Dolar (USD)
34.57
Euro (EUR)
36.00
Gram Altın
3017.21
BIST 100
9549.89
02:17 İMSAK'A
KALAN SÜRE
07 Ocak 2020

Bugün Geldiğimiz Durum

Yaklaşık kırk sene önce terörle tanıştık. Terör kelimesi, bu ülke için oldukça garip ve anlamsız bir kelimeydi. Haberlerden duyduklarına göre her insan, farklı bir yorum yapıyordu. Dönemin Devlet Başkanı, teröristleri “üç beş çapulcu” diye tanımlıyordu.

Kırk binden fazla canımız gitti. Beş bin şehitle Kurtuluş Savaşı'nı verenler, üstelik başarıya ulaşanlar, kırk bin cana ve trilyonlarca lira zarara karşılık meseleyi çözmek yerine daha da büyüttüler.

Devletin en üst makamındakiler akılları ile değil duygularıyla baktılar. Gerçek görülmeden asla bir işe başlanılmayacağını hesap edemediler. Meseleyi çapulcu meselesi gibi görüp değerlendirdikleri için iş büyüdü büyüdü bu günlere geldi.

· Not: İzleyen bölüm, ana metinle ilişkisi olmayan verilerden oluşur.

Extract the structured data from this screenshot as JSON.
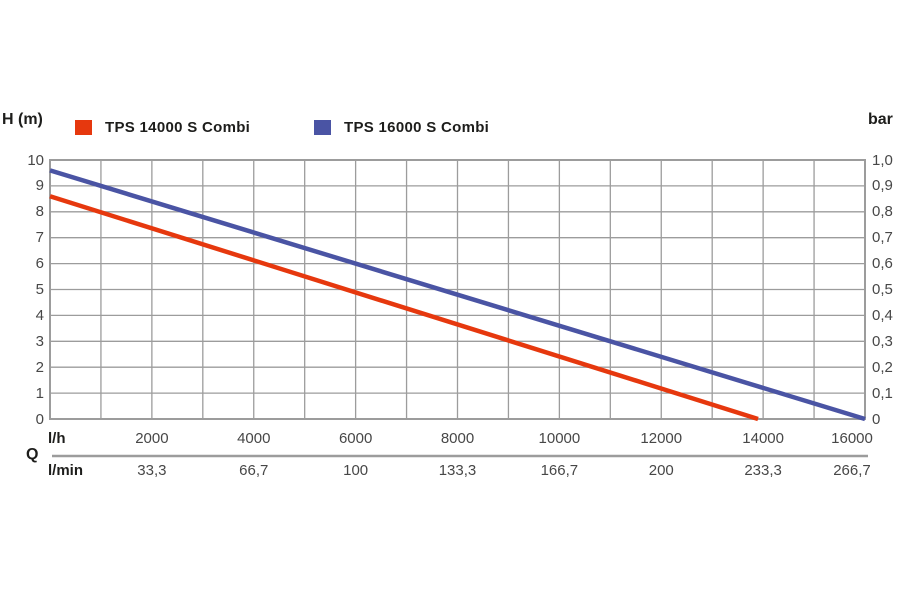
{
  "page": {
    "background": "#ffffff"
  },
  "header": {
    "left_axis_label": "H (m)",
    "right_axis_label": "bar"
  },
  "legend": {
    "items": [
      {
        "label": "TPS 14000 S Combi",
        "color": "#e6380e"
      },
      {
        "label": "TPS 16000 S Combi",
        "color": "#4a54a4"
      }
    ]
  },
  "bottom_axis": {
    "selector_label": "Q",
    "row1_label": "l/h",
    "row2_label": "l/min"
  },
  "chart_data": {
    "type": "line",
    "title": "",
    "xlabel_rows": [
      "l/h",
      "l/min"
    ],
    "ylabel_left": "H (m)",
    "ylabel_right": "bar",
    "x_range": [
      0,
      16000
    ],
    "x_gridline_step": 1000,
    "y_range": [
      0,
      10
    ],
    "y_gridline_step": 1,
    "grid_on": true,
    "grid_color": "#9c9c9c",
    "legend_position": "top",
    "x_tick_values": [
      2000,
      4000,
      6000,
      8000,
      10000,
      12000,
      14000,
      16000
    ],
    "x_tick_labels_lh": [
      "2000",
      "4000",
      "6000",
      "8000",
      "10000",
      "12000",
      "14000",
      "16000"
    ],
    "x_tick_labels_lmin": [
      "33,3",
      "66,7",
      "100",
      "133,3",
      "166,7",
      "200",
      "233,3",
      "266,7"
    ],
    "y_tick_values": [
      0,
      1,
      2,
      3,
      4,
      5,
      6,
      7,
      8,
      9,
      10
    ],
    "y_tick_labels_left": [
      "0",
      "1",
      "2",
      "3",
      "4",
      "5",
      "6",
      "7",
      "8",
      "9",
      "10"
    ],
    "y_tick_labels_right": [
      "0",
      "0,1",
      "0,2",
      "0,3",
      "0,4",
      "0,5",
      "0,6",
      "0,7",
      "0,8",
      "0,9",
      "1,0"
    ],
    "series": [
      {
        "name": "TPS 14000 S Combi",
        "color": "#e6380e",
        "points": [
          [
            0,
            8.6
          ],
          [
            13900,
            0
          ]
        ]
      },
      {
        "name": "TPS 16000 S Combi",
        "color": "#4a54a4",
        "points": [
          [
            0,
            9.6
          ],
          [
            16000,
            0
          ]
        ]
      }
    ]
  }
}
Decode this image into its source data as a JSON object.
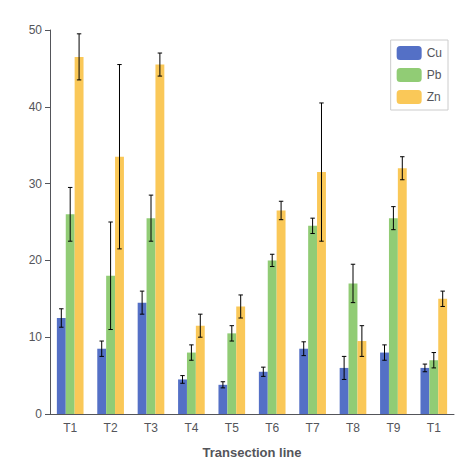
{
  "chart_data": {
    "type": "bar",
    "xlabel": "Transection line",
    "categories": [
      "T1",
      "T2",
      "T3",
      "T4",
      "T5",
      "T6",
      "T7",
      "T8",
      "T9",
      "T1"
    ],
    "series": [
      {
        "name": "Cu",
        "values": [
          12.5,
          8.5,
          14.5,
          4.5,
          3.8,
          5.5,
          8.5,
          6.0,
          8.0,
          6.0
        ],
        "errors": [
          1.2,
          1.0,
          1.5,
          0.5,
          0.4,
          0.6,
          0.9,
          1.5,
          1.0,
          0.5
        ]
      },
      {
        "name": "Pb",
        "values": [
          26.0,
          18.0,
          25.5,
          8.0,
          10.5,
          20.0,
          24.5,
          17.0,
          25.5,
          7.0
        ],
        "errors": [
          3.5,
          7.0,
          3.0,
          1.0,
          1.0,
          0.8,
          1.0,
          2.5,
          1.5,
          1.0
        ]
      },
      {
        "name": "Zn",
        "values": [
          46.5,
          33.5,
          45.5,
          11.5,
          14.0,
          26.5,
          31.5,
          9.5,
          32.0,
          15.0
        ],
        "errors": [
          3.0,
          12.0,
          1.5,
          1.5,
          1.5,
          1.2,
          9.0,
          2.0,
          1.5,
          1.0
        ]
      }
    ],
    "ylim": [
      0,
      50
    ],
    "yticks": [
      0,
      10,
      20,
      30,
      40,
      50
    ],
    "grid": false,
    "legend": "upper right"
  }
}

Sahip olunan yirmi yıllık, kırk yıllık bilgi duygularımızı kontrol edemediğimiz zaman hiç bir işe yaramaz. Toplumsal meselelere duygularınızla bakamazsınız. Bakarsanız eninde sonunda kaybedersiniz. Meselenin ne olduğuna bağlı olarak ülkeyi bile kaybedebilirsiniz.

Ülkeyi yönetenler, kırk yıllık devlet tecrübesine sahip olabilirler, elli yıllık akademisyen olabilirler, dünyanın en başarılı yöneticileri olabilirler. Bütün bunlar, ülke için çok büyük kıymetlerdir ama bütün bu özelliklerine rağmen aklın yolunu izlemezlerse, duygularına ve nefslerine yenik düşerlerse hem kendileri cehennemi yaşar hem de ülkeye cehennemi yaşatırlar.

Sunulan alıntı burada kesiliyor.